Thursday, February 08, 2007
Okay so since tomorrow is the release of the O Level results right... i guess normal people would be having some sort of dreams about it or at the very least.. somewhat related to it lah. Seriously. True am i right. But not me though. Nooooo. I dreamt of something like totally off related and with no connection to this whatsoever gitu. Actually i couldn't sleep til around 4am or 5 am ish lah yesterday. The insomniac thingy kicked in i guess. So when i finally closed my eyes right..., i had this dream whereby my mother and sha sha was in it.
Okay so listen up close eh. My mom had twin babies peopleee. Hahhaa. A girl and a boy. I dunnoe why the hell i'm dreaming this when she's already like in her early fifties this year. Then half way through the dream i dreamt about sha sha pulakkkk. God what is up with this dream lahhh. And guess what. She TOO had a baby siakkk. AHhahaa. Aiyooo. Eh not baby lahh actually. A kitten. Heh. Yeah. So there i was in that dream. I became an elder sister. And a kitten's aunt. LOL. Arggh merepekkk merepekkk. Merepek benarrr lah luuuu yass.
Kayyy so on to some serious stresss-siy issue now. One more day left people. The countdown continues. You know.. throughout this longg longgg holiday since november, i've grown mentally tau. I've learn to accept whatever i get lah. Accept fate. Face the truth and face reality. Haha. Macammmm betol..... Hmm eh but seriously though. I'm trying to accept lah. I guess it's not the end of the world if don't get what i want right. All the more better actually. At least it puts me in a position where i dread being in. And by being placed in this position, i'll get to grow even more you see. Like accepting things beyond what is expected to be accepted of by a person. Errrr. ahah. Kayyy it kinda sounds confusing lah. And you may think that i'm not making sense here. But truth is, i am actually making much sense. And you better believe it. Hehehh. Yess.

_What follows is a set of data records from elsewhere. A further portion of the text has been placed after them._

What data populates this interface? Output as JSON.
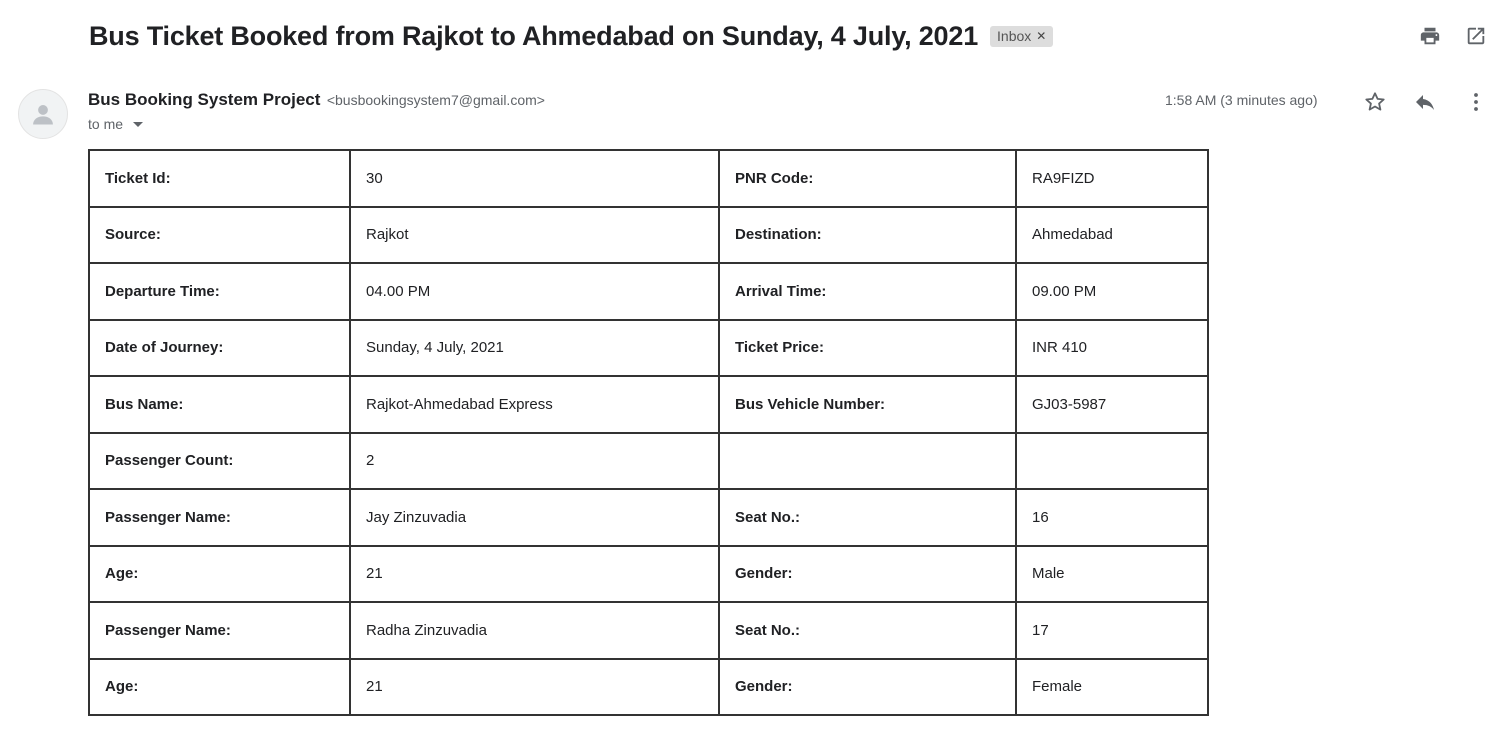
{
  "email": {
    "subject": "Bus Ticket Booked from Rajkot to Ahmedabad on Sunday, 4 July, 2021",
    "label": "Inbox",
    "sender_name": "Bus Booking System Project",
    "sender_email": "<busbookingsystem7@gmail.com>",
    "recipient": "to me",
    "timestamp": "1:58 AM (3 minutes ago)"
  },
  "icons": {
    "top": [
      "print-icon",
      "open-in-new-window-icon"
    ],
    "message": [
      "star-icon",
      "reply-icon",
      "more-vert-icon"
    ],
    "avatar": "default-avatar-icon"
  },
  "ticket": {
    "rows": [
      [
        "Ticket Id:",
        "30",
        "PNR Code:",
        "RA9FIZD"
      ],
      [
        "Source:",
        "Rajkot",
        "Destination:",
        "Ahmedabad"
      ],
      [
        "Departure Time:",
        "04.00 PM",
        "Arrival Time:",
        "09.00 PM"
      ],
      [
        "Date of Journey:",
        "Sunday, 4 July, 2021",
        "Ticket Price:",
        "INR 410"
      ],
      [
        "Bus Name:",
        "Rajkot-Ahmedabad Express",
        "Bus Vehicle Number:",
        "GJ03-5987"
      ],
      [
        "Passenger Count:",
        "2",
        "",
        ""
      ],
      [
        "Passenger Name:",
        "Jay Zinzuvadia",
        "Seat No.:",
        "16"
      ],
      [
        "Age:",
        "21",
        "Gender:",
        "Male"
      ],
      [
        "Passenger Name:",
        "Radha Zinzuvadia",
        "Seat No.:",
        "17"
      ],
      [
        "Age:",
        "21",
        "Gender:",
        "Female"
      ]
    ]
  },
  "colors": {
    "text": "#202124",
    "muted": "#5f6368",
    "chip_bg": "#dddddd",
    "table_border": "#333333"
  }
}
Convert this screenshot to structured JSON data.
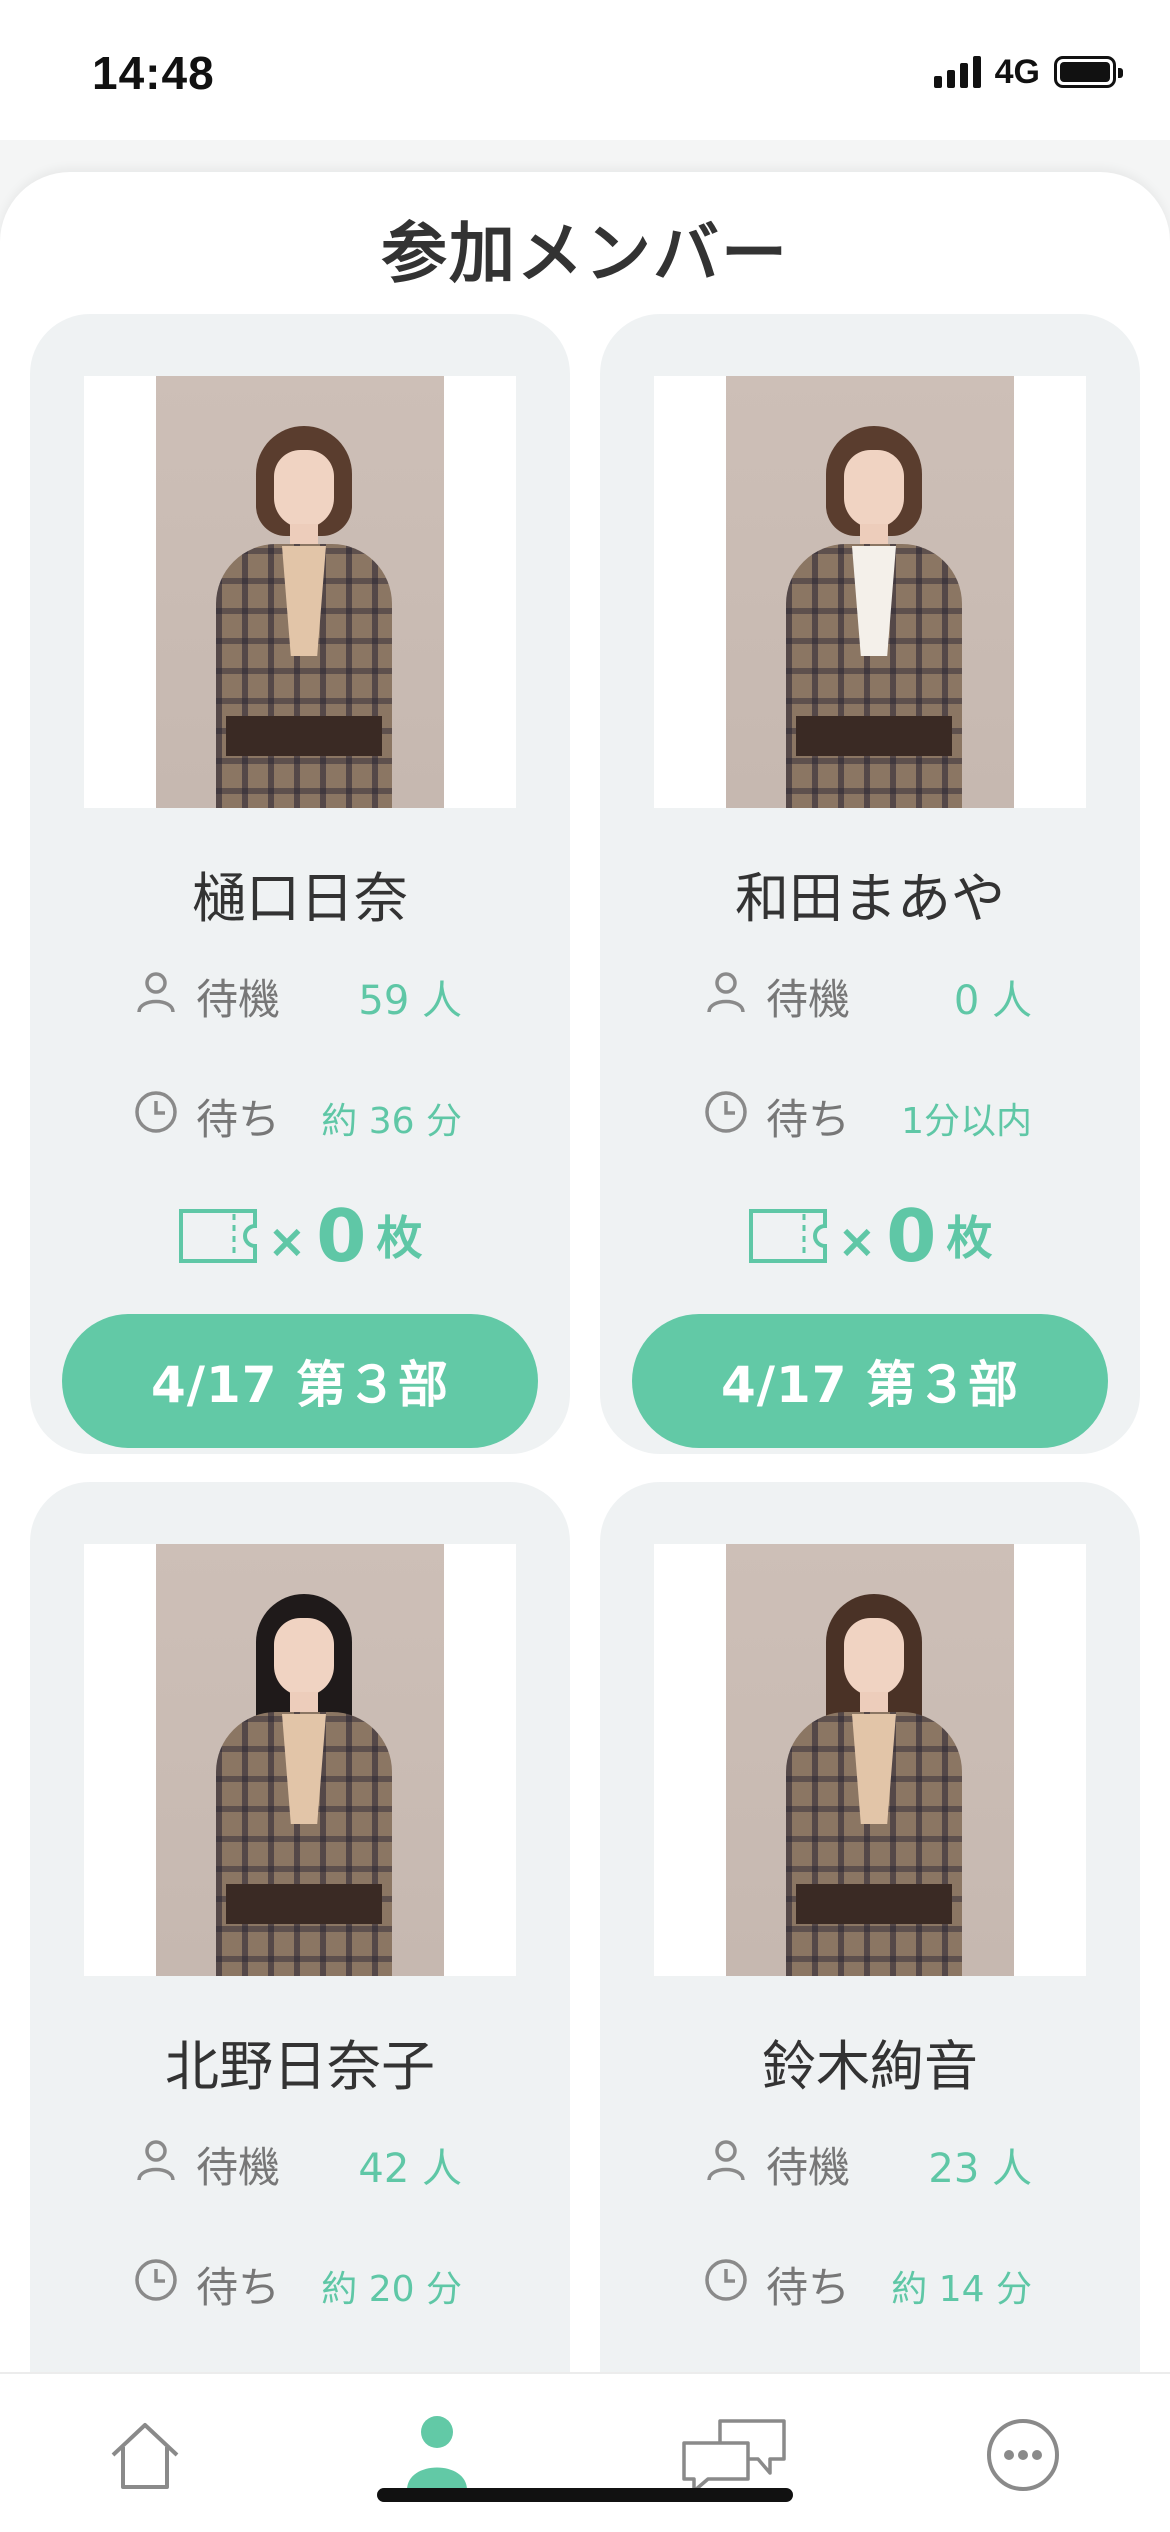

Alright. So to all of you O Level bach people taking the results tomorrow, i just wanna stress to you people not to stress yourself too much ey. haha. Stay calm and collected. Think positive. Don't be too pessimistic and don't be too overly confident either. Yeah. Be neutral minded and free your mind. Oh and be sure to pray for all of your friends who are taking it too. =)
Right on then.
Best of luck to all. And to all the very bestest of luck to me.